La imposibilidad de un adiós tradicional
Las magnitudes de los sismos, de 7,2 y 7,5, generaron un escenario de emergencia donde la prioridad de los familiares se ha centrado en la recuperación de los cuerpos para proceder a una sepultura o cremación. Tres semanas después del evento, el estado en que muchos cuerpos continúan siendo hallados ha hecho inviable la realización de velatorios, un rito profundamente arraigado en la cultura venezolana para el duelo.

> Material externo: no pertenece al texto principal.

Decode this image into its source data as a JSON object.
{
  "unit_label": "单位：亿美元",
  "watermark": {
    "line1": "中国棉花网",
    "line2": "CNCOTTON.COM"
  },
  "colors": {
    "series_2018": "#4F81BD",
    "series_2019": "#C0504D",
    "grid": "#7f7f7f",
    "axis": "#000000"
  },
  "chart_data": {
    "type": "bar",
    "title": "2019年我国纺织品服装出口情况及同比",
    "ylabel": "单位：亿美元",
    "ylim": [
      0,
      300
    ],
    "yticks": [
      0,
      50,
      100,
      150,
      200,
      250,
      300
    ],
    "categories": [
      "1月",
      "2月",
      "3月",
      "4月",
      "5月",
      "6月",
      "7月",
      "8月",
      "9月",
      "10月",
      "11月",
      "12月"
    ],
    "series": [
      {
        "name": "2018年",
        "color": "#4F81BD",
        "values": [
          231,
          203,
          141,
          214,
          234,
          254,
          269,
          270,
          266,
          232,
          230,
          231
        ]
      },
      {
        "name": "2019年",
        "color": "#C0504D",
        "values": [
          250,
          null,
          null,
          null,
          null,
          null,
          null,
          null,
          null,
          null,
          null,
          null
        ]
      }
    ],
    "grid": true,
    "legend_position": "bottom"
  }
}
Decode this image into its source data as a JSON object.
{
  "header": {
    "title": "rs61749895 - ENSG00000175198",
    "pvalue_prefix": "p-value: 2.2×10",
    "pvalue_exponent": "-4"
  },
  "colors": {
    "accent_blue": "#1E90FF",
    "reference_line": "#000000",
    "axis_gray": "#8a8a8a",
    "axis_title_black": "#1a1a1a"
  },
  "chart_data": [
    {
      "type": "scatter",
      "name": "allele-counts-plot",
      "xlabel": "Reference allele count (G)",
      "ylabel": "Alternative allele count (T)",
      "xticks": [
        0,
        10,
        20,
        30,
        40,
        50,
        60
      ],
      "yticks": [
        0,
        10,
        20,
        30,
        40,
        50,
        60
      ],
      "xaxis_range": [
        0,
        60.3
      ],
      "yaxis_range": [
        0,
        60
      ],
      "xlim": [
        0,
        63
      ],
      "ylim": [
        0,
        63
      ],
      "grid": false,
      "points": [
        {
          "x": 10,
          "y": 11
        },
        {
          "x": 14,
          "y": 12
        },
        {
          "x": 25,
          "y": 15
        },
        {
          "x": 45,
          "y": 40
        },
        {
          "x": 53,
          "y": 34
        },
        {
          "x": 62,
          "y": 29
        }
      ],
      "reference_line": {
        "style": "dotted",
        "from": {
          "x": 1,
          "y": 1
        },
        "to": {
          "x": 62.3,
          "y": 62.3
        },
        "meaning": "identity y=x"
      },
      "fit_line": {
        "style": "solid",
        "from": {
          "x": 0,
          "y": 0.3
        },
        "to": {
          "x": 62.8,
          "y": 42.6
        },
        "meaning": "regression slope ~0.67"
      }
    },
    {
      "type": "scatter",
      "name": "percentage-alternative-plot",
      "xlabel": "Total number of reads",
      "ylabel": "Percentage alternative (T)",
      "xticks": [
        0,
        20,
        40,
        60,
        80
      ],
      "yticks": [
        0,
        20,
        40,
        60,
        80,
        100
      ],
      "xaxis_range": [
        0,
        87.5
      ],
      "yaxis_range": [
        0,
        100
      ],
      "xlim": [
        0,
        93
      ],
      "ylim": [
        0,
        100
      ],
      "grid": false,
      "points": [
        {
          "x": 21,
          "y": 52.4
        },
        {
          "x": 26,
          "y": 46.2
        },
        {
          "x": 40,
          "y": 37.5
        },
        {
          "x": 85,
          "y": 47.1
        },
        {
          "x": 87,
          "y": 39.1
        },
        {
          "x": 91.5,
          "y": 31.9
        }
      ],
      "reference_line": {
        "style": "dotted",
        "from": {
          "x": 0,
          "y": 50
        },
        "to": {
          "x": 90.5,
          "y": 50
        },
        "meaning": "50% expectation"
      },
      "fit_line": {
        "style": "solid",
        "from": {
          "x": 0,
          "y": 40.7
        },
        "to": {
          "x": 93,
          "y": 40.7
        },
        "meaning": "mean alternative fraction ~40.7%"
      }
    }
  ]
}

Davenio Velásquez, presidente de la Asociación de Profesionales del Sector Funerario (Asoproinfu), estimó que aproximadamente el 90% de los casos fueron gestionados de manera directa, sin velación. Velásquez indicó que, en los primeros días posteriores a los terremotos, se autorizaron algunos procesos de velación dependiendo del estado de conservación de los cuerpos. Sin embargo, precisó que estas situaciones fueron excepcionales. La Asoproinfu, junto con la Cámara Nacional de Empresas Funerarias (Canadefu), coordinaron la respuesta del sector durante la emergencia, que sigue activa.
Con el transcurso de los días, una vez que las personas logran identificar a sus familiares a través del proceso en Senamef y obtienen el certificado de defunción, las familias proceden directamente a la disposición final del cuerpo, ya sea para inhumación o cremación. Velásquez explicó que las condiciones actuales no permiten un acto velatorio extendido, lo que requiere que el proceso se realice de la manera más expedita posible, también para atender la logística del sector funerario. En algunas circunstancias iniciales, se permitieron breves despedidas con el ataúd completamente cerrado, pero estas fueron limitadas.